Other types of legal structures
The below three legal structures are unlikely to be relevant to the reader who wants to know how to become self-employed. However, I have added a brief description of them for the sake of clarity.
- Public Limited Companies are companies where shares in the company are publicly traded on markets like with stocks and shares.
- Private Unlimited Company is where liability is with the shareholders and/or directors for any unpaid debts owed by the company.
- Private Company Limited by Guarantee is where the organisation is backed by those who have a stake in it for a specific amount in case things go badly.
Choosing the right legal status for your company is important to get right. There are pros and cons to all of them.
Some structures may seem more dynamic and flexible than others. Some will offer more protection than others. Some will come with more bureaucracy and other headaches.
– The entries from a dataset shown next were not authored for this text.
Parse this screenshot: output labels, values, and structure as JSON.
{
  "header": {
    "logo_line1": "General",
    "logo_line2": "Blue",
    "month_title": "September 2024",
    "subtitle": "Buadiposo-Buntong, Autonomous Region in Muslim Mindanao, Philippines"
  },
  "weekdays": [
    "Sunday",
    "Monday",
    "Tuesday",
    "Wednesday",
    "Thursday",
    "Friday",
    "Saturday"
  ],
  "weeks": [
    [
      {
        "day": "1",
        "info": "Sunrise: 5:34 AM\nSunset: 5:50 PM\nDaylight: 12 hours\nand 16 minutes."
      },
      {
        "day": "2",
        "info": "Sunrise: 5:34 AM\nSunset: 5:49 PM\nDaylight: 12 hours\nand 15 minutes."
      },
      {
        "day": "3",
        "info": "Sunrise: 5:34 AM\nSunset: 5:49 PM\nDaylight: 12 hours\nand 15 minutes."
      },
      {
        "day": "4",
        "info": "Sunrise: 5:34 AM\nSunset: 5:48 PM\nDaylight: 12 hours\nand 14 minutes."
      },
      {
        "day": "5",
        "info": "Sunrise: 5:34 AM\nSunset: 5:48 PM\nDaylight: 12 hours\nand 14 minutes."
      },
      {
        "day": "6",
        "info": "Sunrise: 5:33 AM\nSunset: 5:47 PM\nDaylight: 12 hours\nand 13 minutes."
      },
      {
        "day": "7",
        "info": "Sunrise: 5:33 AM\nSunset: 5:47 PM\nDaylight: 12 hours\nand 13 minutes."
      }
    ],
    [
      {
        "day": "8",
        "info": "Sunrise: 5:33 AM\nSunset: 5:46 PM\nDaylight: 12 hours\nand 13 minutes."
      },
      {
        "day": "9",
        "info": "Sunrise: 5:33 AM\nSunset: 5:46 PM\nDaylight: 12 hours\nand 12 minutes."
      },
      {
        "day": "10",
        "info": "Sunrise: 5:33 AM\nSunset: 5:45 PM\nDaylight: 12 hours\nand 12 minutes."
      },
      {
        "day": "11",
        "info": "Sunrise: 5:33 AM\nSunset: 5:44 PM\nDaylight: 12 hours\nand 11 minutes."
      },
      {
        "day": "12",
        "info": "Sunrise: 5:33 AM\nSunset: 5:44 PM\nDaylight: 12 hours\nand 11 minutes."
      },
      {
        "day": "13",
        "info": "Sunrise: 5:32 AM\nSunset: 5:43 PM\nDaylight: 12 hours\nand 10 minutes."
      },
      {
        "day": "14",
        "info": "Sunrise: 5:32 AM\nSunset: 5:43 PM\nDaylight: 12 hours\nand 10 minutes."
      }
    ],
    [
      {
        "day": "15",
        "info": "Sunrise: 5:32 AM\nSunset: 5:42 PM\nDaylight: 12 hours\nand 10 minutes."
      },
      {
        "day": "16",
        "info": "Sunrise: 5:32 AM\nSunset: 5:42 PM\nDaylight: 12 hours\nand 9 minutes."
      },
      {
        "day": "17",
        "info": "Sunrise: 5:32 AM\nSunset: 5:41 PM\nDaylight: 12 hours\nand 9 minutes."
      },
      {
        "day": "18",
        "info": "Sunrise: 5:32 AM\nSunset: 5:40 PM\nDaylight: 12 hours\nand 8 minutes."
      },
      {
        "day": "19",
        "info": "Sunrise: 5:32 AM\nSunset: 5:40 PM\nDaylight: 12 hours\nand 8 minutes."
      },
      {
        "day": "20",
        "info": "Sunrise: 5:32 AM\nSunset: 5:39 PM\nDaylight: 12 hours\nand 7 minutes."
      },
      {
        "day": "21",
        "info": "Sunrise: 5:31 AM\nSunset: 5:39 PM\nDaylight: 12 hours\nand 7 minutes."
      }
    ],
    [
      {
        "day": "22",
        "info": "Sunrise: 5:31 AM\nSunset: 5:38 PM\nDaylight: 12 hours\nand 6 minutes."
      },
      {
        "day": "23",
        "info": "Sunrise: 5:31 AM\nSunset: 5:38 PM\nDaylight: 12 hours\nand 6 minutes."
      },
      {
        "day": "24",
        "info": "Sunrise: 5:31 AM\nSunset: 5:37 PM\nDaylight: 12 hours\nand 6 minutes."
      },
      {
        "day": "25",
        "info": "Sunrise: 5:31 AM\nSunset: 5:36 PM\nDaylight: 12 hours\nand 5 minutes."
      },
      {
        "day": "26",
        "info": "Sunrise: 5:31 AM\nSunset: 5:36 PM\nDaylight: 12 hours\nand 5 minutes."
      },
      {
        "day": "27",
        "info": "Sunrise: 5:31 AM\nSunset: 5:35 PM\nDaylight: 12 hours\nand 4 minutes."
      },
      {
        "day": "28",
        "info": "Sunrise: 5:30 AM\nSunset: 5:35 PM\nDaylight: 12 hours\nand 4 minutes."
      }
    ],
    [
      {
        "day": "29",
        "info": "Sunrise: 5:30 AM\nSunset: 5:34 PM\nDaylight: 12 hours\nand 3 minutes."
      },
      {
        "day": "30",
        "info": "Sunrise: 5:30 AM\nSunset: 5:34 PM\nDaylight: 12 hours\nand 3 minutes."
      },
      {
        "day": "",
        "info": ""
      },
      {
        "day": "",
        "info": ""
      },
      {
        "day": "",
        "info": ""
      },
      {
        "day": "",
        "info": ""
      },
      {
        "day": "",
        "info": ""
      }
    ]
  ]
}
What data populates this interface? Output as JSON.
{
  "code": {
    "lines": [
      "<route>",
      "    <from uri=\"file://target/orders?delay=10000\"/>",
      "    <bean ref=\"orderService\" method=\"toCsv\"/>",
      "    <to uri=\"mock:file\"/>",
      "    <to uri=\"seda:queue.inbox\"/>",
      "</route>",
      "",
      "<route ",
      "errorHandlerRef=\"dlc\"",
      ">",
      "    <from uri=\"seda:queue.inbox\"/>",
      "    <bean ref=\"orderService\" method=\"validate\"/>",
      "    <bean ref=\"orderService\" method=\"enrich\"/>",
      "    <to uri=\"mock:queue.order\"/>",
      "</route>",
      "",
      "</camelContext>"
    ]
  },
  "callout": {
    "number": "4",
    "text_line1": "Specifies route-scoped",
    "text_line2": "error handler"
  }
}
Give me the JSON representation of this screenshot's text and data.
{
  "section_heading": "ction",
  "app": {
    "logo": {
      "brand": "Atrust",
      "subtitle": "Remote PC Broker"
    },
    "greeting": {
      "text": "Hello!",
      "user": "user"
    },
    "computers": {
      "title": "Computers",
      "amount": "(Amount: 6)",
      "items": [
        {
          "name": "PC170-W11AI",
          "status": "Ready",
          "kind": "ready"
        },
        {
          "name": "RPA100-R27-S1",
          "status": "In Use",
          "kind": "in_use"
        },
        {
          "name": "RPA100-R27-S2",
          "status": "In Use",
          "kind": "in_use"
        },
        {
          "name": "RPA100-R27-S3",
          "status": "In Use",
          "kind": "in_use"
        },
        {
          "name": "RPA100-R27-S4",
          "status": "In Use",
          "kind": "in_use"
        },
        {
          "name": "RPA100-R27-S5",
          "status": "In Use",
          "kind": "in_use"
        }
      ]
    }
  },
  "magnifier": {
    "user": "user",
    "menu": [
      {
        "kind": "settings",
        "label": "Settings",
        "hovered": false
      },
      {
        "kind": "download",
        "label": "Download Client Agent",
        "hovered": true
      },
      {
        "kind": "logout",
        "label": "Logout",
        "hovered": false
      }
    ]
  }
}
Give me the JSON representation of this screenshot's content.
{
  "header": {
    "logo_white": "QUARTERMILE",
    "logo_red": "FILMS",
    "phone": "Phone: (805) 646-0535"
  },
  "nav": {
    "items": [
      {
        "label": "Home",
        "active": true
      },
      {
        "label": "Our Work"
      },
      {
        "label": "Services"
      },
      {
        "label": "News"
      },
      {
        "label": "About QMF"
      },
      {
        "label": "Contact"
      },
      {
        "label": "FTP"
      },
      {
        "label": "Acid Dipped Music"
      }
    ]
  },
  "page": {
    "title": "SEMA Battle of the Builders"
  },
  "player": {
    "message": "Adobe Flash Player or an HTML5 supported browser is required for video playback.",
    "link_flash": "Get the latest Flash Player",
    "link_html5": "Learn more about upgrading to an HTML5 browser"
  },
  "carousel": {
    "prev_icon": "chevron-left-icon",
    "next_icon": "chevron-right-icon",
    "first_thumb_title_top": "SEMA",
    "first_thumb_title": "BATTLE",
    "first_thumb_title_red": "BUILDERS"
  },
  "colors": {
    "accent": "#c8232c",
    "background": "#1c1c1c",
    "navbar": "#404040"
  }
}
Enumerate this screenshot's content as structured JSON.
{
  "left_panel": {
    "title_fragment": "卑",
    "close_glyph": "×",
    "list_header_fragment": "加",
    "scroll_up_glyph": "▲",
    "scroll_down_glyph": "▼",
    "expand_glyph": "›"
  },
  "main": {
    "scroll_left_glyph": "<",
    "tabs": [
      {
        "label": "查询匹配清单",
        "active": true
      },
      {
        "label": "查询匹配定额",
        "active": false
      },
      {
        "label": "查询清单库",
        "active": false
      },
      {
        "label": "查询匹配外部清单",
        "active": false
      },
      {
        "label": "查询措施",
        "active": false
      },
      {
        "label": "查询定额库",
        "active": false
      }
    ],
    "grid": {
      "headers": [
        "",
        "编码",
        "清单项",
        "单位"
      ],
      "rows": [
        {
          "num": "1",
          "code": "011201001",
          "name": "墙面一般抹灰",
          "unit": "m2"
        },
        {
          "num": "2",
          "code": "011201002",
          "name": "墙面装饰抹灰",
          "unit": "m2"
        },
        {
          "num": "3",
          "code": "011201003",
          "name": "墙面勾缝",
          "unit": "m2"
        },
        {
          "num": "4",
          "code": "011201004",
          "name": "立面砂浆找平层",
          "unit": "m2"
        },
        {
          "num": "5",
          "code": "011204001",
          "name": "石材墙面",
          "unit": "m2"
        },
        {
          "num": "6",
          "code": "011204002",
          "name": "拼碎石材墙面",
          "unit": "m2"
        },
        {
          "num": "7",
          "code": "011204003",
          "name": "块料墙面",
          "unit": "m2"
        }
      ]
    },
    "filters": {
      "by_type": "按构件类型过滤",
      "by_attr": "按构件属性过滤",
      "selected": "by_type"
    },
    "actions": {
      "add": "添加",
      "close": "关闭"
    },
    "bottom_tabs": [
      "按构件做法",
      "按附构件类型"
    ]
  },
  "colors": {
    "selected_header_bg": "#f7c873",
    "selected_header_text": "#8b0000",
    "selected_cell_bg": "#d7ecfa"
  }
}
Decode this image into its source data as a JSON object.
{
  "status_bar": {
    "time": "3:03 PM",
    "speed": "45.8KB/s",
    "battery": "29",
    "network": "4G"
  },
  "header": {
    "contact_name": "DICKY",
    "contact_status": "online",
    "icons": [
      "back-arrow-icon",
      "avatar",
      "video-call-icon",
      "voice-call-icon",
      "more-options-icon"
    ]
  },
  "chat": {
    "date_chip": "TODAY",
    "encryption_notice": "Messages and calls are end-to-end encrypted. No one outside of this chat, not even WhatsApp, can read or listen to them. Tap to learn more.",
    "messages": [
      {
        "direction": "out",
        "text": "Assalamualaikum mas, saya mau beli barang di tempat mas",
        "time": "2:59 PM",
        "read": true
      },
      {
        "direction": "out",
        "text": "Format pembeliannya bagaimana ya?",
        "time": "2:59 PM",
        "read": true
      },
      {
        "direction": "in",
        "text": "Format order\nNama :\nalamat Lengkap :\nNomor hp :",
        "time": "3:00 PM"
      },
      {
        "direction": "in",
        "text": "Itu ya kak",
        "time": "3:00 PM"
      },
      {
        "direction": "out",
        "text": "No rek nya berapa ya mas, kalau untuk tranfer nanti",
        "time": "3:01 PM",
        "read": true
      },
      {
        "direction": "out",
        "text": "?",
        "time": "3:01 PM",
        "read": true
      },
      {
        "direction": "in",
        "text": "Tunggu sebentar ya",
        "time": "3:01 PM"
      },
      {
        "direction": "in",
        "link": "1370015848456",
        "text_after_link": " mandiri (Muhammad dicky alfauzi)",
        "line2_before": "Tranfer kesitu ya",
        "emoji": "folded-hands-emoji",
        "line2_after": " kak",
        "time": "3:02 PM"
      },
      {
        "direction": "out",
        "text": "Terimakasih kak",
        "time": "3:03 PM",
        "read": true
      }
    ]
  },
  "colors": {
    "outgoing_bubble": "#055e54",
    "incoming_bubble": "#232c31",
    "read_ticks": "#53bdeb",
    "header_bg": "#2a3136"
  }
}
If you’re unsure, in some cases it may be best to start off as a sole trader and, when things start getting serious, you can incorporate your business.
Legally, this isn’t always the best option for certain types of business though.
The most important factor for most people is taxation. Often people will choose the structure that will save them the most money.
If you’re really unsure, speak to a qualified professional accountant (ideally chartered) who should be able to point you in the right direction.
Should I take the jump into self-employment?
I have never looked back from going self-employed. In my experience, life as a whole is far more enjoyable when self-employed, although the evenings and weekends can take a bit of a hit from time to time.
Sticking to set hours is almost impossible to uphold all of the time and, in my experience, learning how not to bring the anxieties to bed with you at night is an important skill to learn in the beginning.
Having said this, I never got into self-employment because I wanted to work fixed hours. I hated having my life work around being in a fixed place at fixed times every day of every week. I love the flexibility that it allows.
I love being the master of my own destiny, whether things turn out good or bad. However challenging it can be, at least I know that what happens is as a direct result of my actions.
I like to grow as a person and, with the right kind of growth mindset, learning to be successful in business will help you to grow as a person.
I heard it said one and it’s very true to me, ‘I’d sooner give up all my businesses than the lessons I learned from building them’.
It brings me a great deal of self-confidence knowing that, if forced to, I could start a business all over again and have a really good chance of making it a success.